At Durham, Ingram was an affiliate of the Institute for Advanced Study. Support for his fellowship was provided by Durham University, the Institute for Advanced Study, the History Department, and the European Union.
Durham University has some of the world’s leading experts on early modern English religious and intellectual history, including Professors Stephen Taylor, Alec Ryrie and Andy Wood and Dr. Alex Barber. With Taylor and Barber, Ingram offered a weekly graduate reading seminar, focusing on England’s “long” Reformation. Ingram also took advantage of Durham’s libraries, including the university’s special collections at Palace Green, the Durham Cathedral Library and the Ushaw College library.
During the fellowship, Ingram is finishing his project on “Religion, Enlightenment and the Paradox of Innovation c. 1650-1750.” That project has been supported by the the Templeton Foundation’s Religion and Innovation in Human Affairs Program and by the Earhart Foundation and includes three upcoming books written by Ingram and Dr. William J. Bulman, Assistant Professor of History at Lehigh University:
- Anglican Enlightenment: Culture and Religious Politics in England and its Empire, 1648-1714, by Bulman
- God and the Enlightenment from Newton to Hume, edited by Bulman and Ingram
- A Warfare on Earth: Religion and Enlightenment from Newton to Hume, by Ingram
A Warfare on Earth: Religion and Enlightenment from Newton to Hume
Abstract: A Warfare upon Earth: Religion and Enlightenment from Newton to Hume fundamentally recasts the conventional narrative of intellectual innovation and its relationship to religion in early modern England.
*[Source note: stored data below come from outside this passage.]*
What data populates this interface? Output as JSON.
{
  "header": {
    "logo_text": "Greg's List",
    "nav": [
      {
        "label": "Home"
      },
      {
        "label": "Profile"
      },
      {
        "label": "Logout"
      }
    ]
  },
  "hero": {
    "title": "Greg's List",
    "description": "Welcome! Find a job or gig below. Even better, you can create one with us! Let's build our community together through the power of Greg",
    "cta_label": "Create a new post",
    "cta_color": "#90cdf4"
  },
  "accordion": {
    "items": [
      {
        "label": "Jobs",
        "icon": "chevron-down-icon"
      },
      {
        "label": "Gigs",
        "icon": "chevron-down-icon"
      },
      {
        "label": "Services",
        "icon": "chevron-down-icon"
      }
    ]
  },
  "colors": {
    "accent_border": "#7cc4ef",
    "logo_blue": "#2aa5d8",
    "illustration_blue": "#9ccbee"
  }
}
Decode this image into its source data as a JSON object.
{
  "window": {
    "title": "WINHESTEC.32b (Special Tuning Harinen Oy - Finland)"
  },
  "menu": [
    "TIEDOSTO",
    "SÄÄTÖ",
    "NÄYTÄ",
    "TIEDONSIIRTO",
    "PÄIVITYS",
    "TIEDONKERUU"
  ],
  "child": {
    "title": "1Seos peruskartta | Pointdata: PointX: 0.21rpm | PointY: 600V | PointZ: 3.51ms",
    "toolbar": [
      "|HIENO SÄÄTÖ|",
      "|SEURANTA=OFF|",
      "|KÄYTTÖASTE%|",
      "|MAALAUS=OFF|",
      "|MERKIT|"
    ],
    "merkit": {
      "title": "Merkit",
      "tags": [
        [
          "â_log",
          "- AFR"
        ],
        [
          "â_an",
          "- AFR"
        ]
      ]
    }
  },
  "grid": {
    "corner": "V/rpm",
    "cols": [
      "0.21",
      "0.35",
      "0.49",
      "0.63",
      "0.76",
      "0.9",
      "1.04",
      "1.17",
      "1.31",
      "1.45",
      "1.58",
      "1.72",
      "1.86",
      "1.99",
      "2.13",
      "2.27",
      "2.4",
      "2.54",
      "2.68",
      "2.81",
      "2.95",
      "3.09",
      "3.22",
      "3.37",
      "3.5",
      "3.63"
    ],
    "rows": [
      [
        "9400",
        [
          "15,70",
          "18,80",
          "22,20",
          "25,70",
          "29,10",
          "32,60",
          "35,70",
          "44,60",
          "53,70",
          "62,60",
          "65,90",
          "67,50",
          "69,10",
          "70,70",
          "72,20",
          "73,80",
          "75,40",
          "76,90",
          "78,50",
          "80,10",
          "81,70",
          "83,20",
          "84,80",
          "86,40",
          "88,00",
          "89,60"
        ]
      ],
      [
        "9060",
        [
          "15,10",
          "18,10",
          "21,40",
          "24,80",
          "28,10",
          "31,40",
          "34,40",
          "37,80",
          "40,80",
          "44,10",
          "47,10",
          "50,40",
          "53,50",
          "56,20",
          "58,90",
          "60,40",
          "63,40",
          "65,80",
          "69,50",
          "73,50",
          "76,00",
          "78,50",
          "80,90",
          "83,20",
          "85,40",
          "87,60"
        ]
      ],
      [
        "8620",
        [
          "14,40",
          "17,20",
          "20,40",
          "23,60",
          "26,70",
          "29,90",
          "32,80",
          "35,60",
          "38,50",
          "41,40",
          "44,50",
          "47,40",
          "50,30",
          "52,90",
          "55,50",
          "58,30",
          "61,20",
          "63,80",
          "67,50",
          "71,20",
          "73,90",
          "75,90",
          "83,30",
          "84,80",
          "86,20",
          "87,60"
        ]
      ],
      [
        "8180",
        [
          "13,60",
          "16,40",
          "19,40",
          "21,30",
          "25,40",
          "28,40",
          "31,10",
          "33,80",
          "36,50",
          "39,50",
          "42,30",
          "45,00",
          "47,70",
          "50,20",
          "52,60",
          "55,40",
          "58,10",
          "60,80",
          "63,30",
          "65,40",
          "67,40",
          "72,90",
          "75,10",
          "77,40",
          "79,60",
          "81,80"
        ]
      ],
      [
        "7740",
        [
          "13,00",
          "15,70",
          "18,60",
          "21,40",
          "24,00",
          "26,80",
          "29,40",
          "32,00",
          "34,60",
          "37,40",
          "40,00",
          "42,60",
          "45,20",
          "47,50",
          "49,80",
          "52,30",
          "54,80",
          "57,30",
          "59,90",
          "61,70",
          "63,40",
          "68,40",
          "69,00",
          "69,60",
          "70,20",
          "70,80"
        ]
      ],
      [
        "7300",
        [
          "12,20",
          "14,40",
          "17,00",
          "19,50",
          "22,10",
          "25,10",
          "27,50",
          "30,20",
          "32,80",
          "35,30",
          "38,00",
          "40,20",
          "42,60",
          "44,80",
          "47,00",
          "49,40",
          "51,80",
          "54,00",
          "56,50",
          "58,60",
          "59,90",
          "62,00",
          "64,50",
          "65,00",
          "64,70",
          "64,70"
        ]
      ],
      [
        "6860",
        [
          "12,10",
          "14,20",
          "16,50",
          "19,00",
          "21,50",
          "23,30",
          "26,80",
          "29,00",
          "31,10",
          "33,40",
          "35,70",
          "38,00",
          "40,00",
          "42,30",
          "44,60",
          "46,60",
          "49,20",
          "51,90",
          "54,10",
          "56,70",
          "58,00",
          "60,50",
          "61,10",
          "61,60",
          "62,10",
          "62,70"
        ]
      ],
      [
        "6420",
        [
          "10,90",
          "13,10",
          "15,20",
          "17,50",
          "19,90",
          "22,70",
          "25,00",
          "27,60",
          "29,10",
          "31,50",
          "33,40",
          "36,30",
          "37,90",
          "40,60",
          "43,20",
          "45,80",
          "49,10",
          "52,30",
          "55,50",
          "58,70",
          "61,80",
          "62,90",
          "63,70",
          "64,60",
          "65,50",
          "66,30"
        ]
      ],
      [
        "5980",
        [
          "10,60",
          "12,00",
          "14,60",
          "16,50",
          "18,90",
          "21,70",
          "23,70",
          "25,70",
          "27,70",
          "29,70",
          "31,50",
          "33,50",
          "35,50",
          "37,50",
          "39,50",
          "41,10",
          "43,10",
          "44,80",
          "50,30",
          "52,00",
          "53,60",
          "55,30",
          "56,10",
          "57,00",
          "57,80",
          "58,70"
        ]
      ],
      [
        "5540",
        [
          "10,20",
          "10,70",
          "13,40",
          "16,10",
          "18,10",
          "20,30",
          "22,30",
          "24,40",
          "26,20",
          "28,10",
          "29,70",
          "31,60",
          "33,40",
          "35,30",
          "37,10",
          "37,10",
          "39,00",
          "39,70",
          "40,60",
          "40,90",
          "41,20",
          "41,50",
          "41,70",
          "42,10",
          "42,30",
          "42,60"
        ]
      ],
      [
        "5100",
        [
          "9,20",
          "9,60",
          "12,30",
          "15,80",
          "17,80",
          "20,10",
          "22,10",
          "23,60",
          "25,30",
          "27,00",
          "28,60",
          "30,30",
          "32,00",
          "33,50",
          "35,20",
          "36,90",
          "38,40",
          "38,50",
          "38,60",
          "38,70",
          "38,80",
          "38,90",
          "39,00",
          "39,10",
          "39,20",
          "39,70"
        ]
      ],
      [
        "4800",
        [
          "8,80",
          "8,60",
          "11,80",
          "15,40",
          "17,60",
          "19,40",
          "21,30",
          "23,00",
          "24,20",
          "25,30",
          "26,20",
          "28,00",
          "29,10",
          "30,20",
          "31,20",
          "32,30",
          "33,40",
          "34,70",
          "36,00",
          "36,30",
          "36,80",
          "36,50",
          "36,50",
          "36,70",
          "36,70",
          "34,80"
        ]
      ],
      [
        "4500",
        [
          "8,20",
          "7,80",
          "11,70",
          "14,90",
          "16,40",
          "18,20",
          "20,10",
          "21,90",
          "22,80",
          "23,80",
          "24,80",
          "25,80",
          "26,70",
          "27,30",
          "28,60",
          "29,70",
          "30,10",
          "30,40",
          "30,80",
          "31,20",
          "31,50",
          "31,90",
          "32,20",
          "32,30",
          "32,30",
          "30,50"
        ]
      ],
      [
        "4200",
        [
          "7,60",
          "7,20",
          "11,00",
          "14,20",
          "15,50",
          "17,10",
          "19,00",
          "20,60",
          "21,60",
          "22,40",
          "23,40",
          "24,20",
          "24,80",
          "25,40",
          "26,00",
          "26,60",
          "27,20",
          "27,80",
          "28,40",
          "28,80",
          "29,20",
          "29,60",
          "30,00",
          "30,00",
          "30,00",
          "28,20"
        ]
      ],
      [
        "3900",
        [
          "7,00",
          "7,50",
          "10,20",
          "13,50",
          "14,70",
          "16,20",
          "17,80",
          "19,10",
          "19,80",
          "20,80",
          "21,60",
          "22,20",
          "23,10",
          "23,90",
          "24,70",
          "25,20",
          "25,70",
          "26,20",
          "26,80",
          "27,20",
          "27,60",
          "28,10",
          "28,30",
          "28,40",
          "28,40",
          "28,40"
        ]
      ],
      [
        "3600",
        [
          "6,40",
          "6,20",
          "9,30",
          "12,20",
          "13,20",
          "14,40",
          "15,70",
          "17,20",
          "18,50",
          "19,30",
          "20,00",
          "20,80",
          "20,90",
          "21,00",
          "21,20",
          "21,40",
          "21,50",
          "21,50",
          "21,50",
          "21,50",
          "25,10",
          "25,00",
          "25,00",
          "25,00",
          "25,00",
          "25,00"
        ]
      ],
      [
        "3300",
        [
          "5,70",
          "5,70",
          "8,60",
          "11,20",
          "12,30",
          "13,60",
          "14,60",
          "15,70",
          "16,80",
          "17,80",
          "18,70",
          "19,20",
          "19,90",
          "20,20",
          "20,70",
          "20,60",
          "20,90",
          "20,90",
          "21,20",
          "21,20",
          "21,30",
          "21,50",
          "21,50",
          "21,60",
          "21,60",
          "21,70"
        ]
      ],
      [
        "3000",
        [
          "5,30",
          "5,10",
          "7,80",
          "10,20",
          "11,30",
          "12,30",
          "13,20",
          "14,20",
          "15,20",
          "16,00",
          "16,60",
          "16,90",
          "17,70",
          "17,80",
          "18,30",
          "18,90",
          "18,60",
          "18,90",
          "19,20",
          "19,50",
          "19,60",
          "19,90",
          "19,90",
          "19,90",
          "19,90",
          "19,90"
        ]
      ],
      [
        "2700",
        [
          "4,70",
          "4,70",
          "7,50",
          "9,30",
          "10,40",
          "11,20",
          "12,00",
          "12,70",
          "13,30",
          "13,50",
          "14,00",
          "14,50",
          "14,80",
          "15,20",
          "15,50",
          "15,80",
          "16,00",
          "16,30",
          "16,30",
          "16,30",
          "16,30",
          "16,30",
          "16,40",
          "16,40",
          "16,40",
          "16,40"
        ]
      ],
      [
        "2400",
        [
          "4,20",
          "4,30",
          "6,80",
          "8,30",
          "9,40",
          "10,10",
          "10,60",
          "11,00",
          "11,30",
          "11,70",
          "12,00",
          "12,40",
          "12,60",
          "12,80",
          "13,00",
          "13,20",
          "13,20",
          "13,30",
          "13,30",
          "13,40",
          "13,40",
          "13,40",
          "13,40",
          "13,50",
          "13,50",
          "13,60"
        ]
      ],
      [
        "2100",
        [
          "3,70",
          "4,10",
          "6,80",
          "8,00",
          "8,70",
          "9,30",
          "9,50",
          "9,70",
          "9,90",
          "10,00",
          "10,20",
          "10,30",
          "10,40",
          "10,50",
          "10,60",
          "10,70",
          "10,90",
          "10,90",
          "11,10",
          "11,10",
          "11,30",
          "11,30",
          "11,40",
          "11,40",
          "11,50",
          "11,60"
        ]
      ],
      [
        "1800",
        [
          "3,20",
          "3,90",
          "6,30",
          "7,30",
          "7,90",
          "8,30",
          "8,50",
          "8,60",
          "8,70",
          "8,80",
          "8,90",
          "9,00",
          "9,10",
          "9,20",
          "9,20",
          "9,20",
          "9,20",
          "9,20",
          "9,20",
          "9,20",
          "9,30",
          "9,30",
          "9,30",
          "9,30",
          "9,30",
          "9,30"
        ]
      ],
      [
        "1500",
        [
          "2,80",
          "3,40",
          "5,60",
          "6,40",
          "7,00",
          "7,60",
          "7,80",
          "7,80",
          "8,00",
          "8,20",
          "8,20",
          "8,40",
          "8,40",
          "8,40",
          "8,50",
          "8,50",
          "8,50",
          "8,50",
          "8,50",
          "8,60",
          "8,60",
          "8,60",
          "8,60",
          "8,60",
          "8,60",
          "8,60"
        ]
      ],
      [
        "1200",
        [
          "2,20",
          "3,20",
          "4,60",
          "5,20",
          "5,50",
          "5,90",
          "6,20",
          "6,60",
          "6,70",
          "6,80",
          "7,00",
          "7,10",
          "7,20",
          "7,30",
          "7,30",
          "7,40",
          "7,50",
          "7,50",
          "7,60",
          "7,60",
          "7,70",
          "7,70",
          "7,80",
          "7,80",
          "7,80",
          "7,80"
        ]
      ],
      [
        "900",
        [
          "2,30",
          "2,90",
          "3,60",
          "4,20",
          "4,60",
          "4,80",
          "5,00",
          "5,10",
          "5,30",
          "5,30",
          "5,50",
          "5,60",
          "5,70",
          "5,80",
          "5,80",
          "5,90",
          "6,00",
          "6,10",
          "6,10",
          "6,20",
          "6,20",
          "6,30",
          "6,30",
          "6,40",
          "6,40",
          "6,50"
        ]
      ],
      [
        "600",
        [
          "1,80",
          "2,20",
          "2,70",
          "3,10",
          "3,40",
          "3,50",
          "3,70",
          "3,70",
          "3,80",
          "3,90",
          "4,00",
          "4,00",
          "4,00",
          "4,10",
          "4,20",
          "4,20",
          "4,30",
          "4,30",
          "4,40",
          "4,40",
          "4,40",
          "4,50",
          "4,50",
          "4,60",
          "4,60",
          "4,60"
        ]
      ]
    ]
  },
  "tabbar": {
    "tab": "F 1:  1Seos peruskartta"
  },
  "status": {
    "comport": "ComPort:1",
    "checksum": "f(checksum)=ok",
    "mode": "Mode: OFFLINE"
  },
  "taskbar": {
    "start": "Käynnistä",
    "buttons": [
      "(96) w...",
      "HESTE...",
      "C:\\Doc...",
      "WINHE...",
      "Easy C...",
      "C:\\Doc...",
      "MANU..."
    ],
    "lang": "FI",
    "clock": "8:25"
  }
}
The standard story for this period holds that religious strife rent apart England in the 1640s and 1650s. In response, there emerged an rationalist metaphysics whose fulfillment was the Enlightenment, a secular movement in which reason supplanted religion as the touchstone of truth. On this view, then, the path to modern secular liberalism ran necessarily and ineluctably through the Enlightenment.
This project subverts that narrative by way of an examination of English polemical divinity, c. 1700–1750. It argues that while the English “Enlightenment” might have been an intellectual project that aimed to prevent religious warfare in the future, that project was neither necessarily metaphysical nor inherently secular. Nor was it one that pitted pre-modern conservatives against proto-modern liberals. The English Enlightenment’s primary site of intellectual contestation was the interpretation and use of the past: it was, in other words, an historiographical moment rather than a metaphysical one. Paradoxically, though, historiographical debate had, by the mid 18th century, become a far greater solvent of traditional belief and practice than had metaphysics.